Uluru transformed by Field of Light installation
Under a sky brilliant with stars witness 50,000 frosted-glass spheres gently illuminate the spiritual heart of Australia. This once-in-a-lifetime experience can be seen only until 31 March ‘17.
The Field of Light solar-powered installation is quite something to behold – 50,000 frosted-glass spheres cover 49,000 square metres of red desert. As visitors ‘delve’ into the work, which looks like a field of futuristic flowers blooming between tufts of spinifex, they’re enveloped by choreographed waves of colour that artist Bruce Munro toned down so it didn’t out-do the spectacle of the star-spangled night sky.
The British artist conceived the idea at Uluru in 1992 but it wasn’t until 2004 that Field of Light first materialised at both London’s Victoria & Albert Museum and in Munro’s own backyard in south-west England. His evocative backyard installation of 15,000-plus stems of light illuminating a 10-acre field of clover struck such a chord that Field of Light has since dazzled visitors at sites across the United Kingdom, the United States and Mexico.
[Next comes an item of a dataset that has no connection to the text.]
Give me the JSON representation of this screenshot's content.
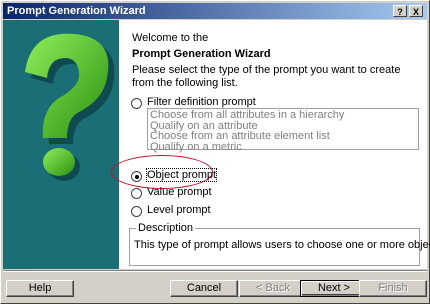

As part of Ayers Rock Resort’s commitment to arts and culture, which includes staging once-in-a-lifetime experiences, it’s hosting the biggest Field of Light installation to date at the place that inspired it - Uluru. In keeping with the desert’s vast scale, Munro and his team installed more than 50,000 slender stems crowned with radiant frosted-glass spheres. The solar-powered installation can be seen until March 31, 2017.